Título: Impasses da democracia e da religião no Oriente
Autor: Freitas, Guilherme
Fonte: O Globo, 07/07/2012, Rio, p. 27

PARATY. Ambos autores de origem árabe radicados há décadas em Paris, o sírio Adonis e o franco-libanês Amin Maalouf fizeram na mesa "Literatura e liberdade", realizada na tarde de ontem na Tenda dos Autores, um debate amplo sobre os conflitos vividos hoje pelas sociedades árabes e os impasses históricos entre Ocidente e Oriente. Alternando-se entre o "otimismo inquieto" defendido por Maalouf e a veemência de Adonis contra a opressão religiosa no Islã e a ingerência dos Estados Unidos na região, a conversa, mediada pela jornalista portuguesa Alexandra Lucas Coelho, apontou a literatura como um espaço possível de diálogo e resistência.

A mesa começou com uma leitura de versos de Adonis pelo arabista Michel Sleiman, tradutor da coletânea "Poemas" (Companhia das Letras), primeira edição brasileira daquele que é considerado o maior nome da poesia árabe moderna. Em seguida, o próprio Adonis, de 82 anos, recitou um poema, sem tradução, dando ao público uma amostra dos sons e cadências do idioma. Maalouf leu um trecho do ensaio "O mundo em desajuste" (Editora Difel), em que recorda sua passagem pela Romênia no fim da ditadura de Nicolau Ceausescu, em 1989, quando viu num muro o grafite: "Ceausescu, não há lugar para você na Europa".

- Então há lugar para ditadores em outra parte? - perguntou-se Maalouf. - Se acreditamos que a Humanidade é uma só, precisamos defender a universalidade dos direitos humanos para a Europa, a África, o Oriente Médio, e todo o mundo.

A combinação de arte e política, estabelecida já nesse início, deu o tom da conversa entre os dois autores. Adonis disse acreditar que há uma oposição irredutível entre religião e poesia - a primeira é responsável pela "monotonia e o monoteísmo" da cultura islâmica, provocou, e a segunda pode representar um caminho de liberdade e contestação dentro dessa cultura.

- O Islã é fundado na ideia de que as palavras de um profeta, pronunciadas há séculos, são a verdade última e incontestável. Por isso, o Islã, quando acredita avançar, está indo para o passado. A literatura, para ser uma força criadora, tem que questionar, tem que transgredir - afirmou Adonis, apontando a tradição de poetas místicos árabes, que combatiam as religiões e as convenções sociais, como uma fonte de inspiração possível para artistas de hoje.

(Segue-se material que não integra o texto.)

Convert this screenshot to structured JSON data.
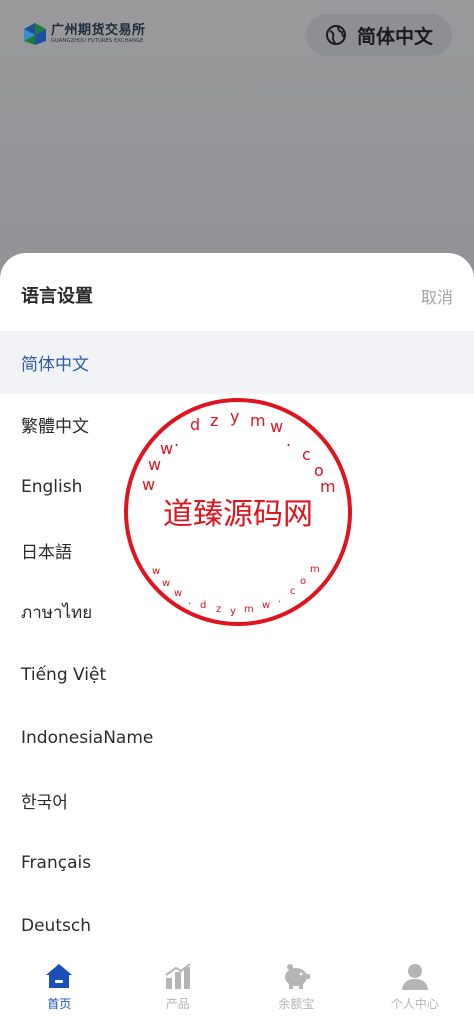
{
  "header": {
    "logo_cn": "广州期货交易所",
    "logo_en": "GUANGZHOU FUTURES EXCHANGE",
    "current_language": "简体中文"
  },
  "sheet": {
    "title": "语言设置",
    "cancel_label": "取消",
    "languages": [
      {
        "label": "简体中文",
        "selected": true
      },
      {
        "label": "繁體中文",
        "selected": false
      },
      {
        "label": "English",
        "selected": false
      },
      {
        "label": "日本語",
        "selected": false
      },
      {
        "label": "ภาษาไทย",
        "selected": false
      },
      {
        "label": "Tiếng Việt",
        "selected": false
      },
      {
        "label": "IndonesiaName",
        "selected": false
      },
      {
        "label": "한국어",
        "selected": false
      },
      {
        "label": "Français",
        "selected": false
      },
      {
        "label": "Deutsch",
        "selected": false
      }
    ]
  },
  "watermark": {
    "main_text": "道臻源码网",
    "ring_text": "www.dzymw.com"
  },
  "tabbar": {
    "items": [
      {
        "label": "首页",
        "icon": "home-icon",
        "active": true
      },
      {
        "label": "产品",
        "icon": "bar-chart-icon",
        "active": false
      },
      {
        "label": "余额宝",
        "icon": "piggy-bank-icon",
        "active": false
      },
      {
        "label": "个人中心",
        "icon": "user-icon",
        "active": false
      }
    ]
  },
  "colors": {
    "accent": "#1a4fb8",
    "selected_text": "#2e5aa8",
    "selected_bg": "#f1f3f6",
    "muted": "#b5b5b5",
    "stamp": "#e0141e"
  }
}
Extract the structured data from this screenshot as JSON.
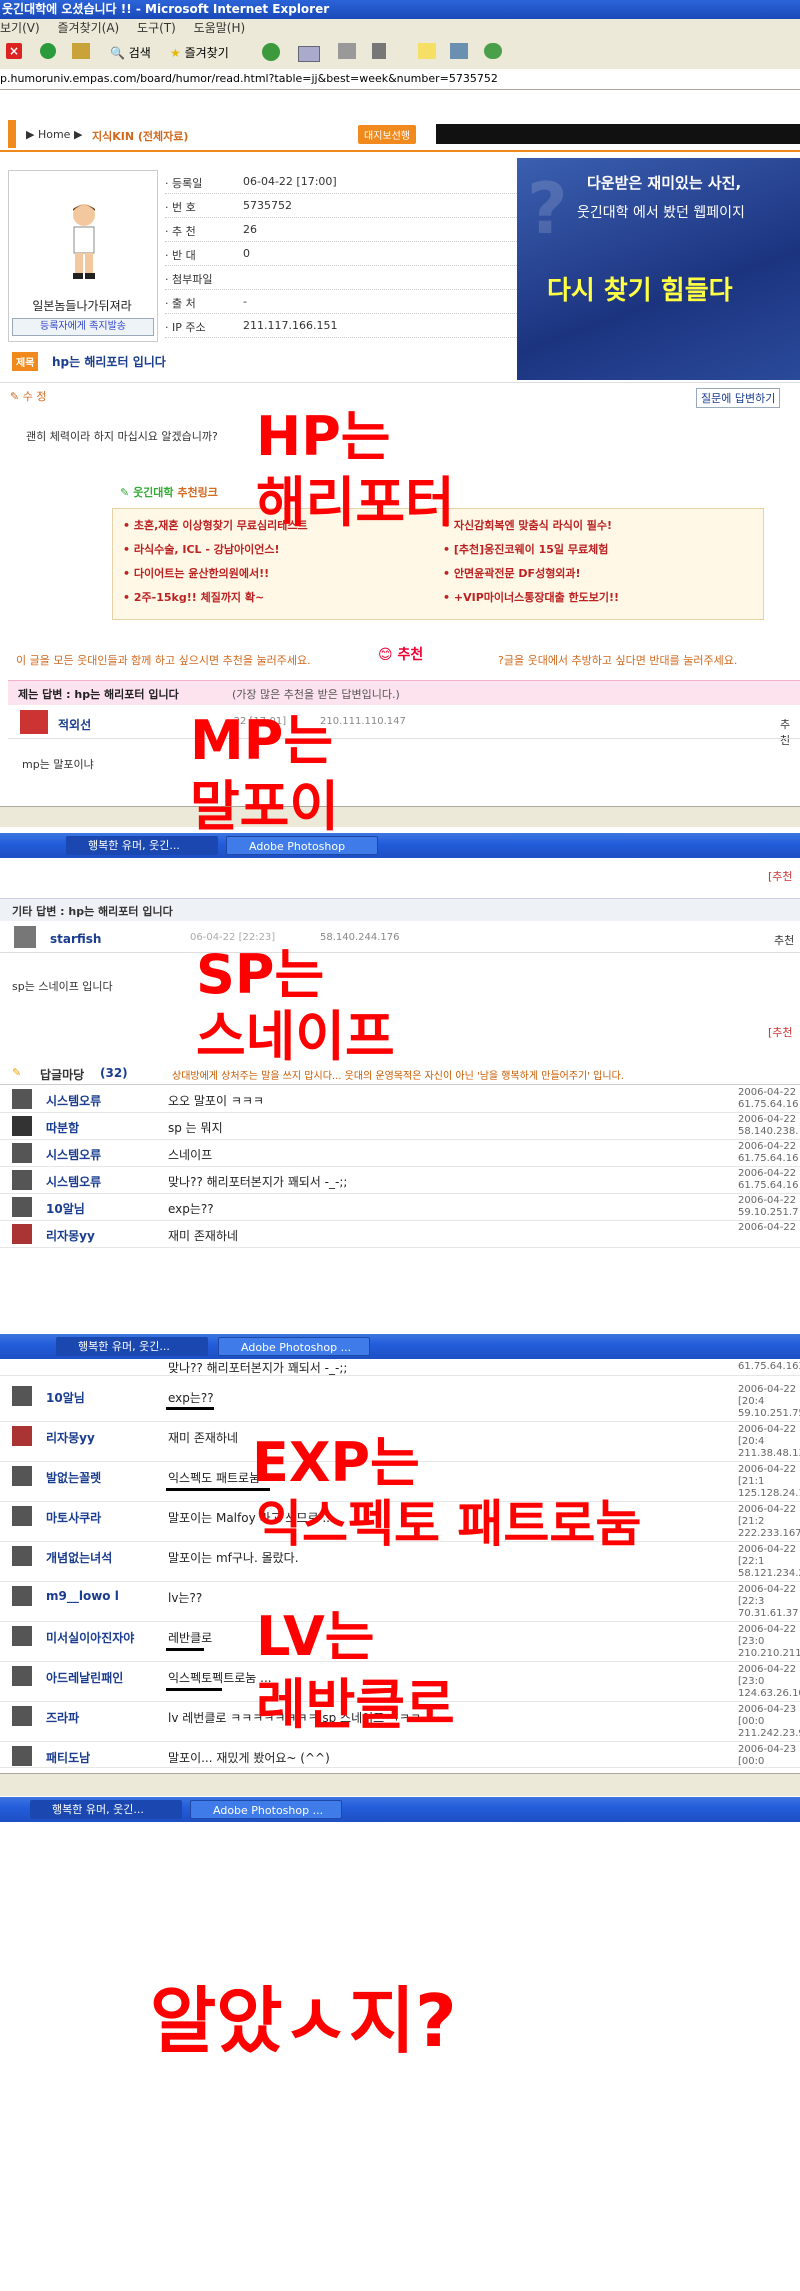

Apoiador de primeira hora dos protestos por democracia da Primavera Árabe, que se espalharam pela região desde o ano passado, Adonis disse que a esperança que sentiu num primeiro momento com as manifestações está se enfraquecendo com o desenrolar dos eventos em países como o Egito, a Tunísia e sua Síria natal:

- A Primavera Árabe foi a primeira vez que os jovens tomaram as rédeas da situação, sobretudo as mulheres. Mas, com o tempo, esses setores foram sendo marginalizados, e os fascismos militares do mundo árabe estão sendo substituídos por fascismos religiosos - criticou Adonis, que apontou o tratamento dado às mulheres nas sociedades islâmicas como um índice de seu autoritarismo. - Em sociedades medievais como as árabes, onde a mulher parece não existir, a revolução passa pela laicização total e pela liberação total da mulher. Não adianta mudar os regimes se as sociedades não mudarem.

Maalouf defendeu posição mais moderada sobre o Islã

Maalouf, de 63 anos, se mostrou menos cético em relação à Primavera Árabe, apesar de desaprovar o termo ("já passamos por muitas estações desde o início dos protestos", disse). Mas considerou uma grande evolução o fato de que, nos últimos meses, diversos países da região estão se familiarizando com "o hábito das eleições, o hábito de votar".

- É preciso acostumar os líderes políticos ao jogo democrático, e isso agora é mais possível no mundo árabe. Lembremos que, embora a Revolução Francesa tenha começado em 1789, a República francesa só se estabilizou depois de nove décadas de turbulências e conflitos. A atitude dos jovens árabes de tomar a palavra é algo a partir do qual podemos construir algo novo - espera Maalouf, que opôs um olhar mais moderado à visão pessimista de Adonis sobre o Islã. - Houve momentos da História em que o Islã promoveu o diálogo entre culturas e contribuiu para o desenvolvimento das artes e do pensamento inclusive no Ocidente.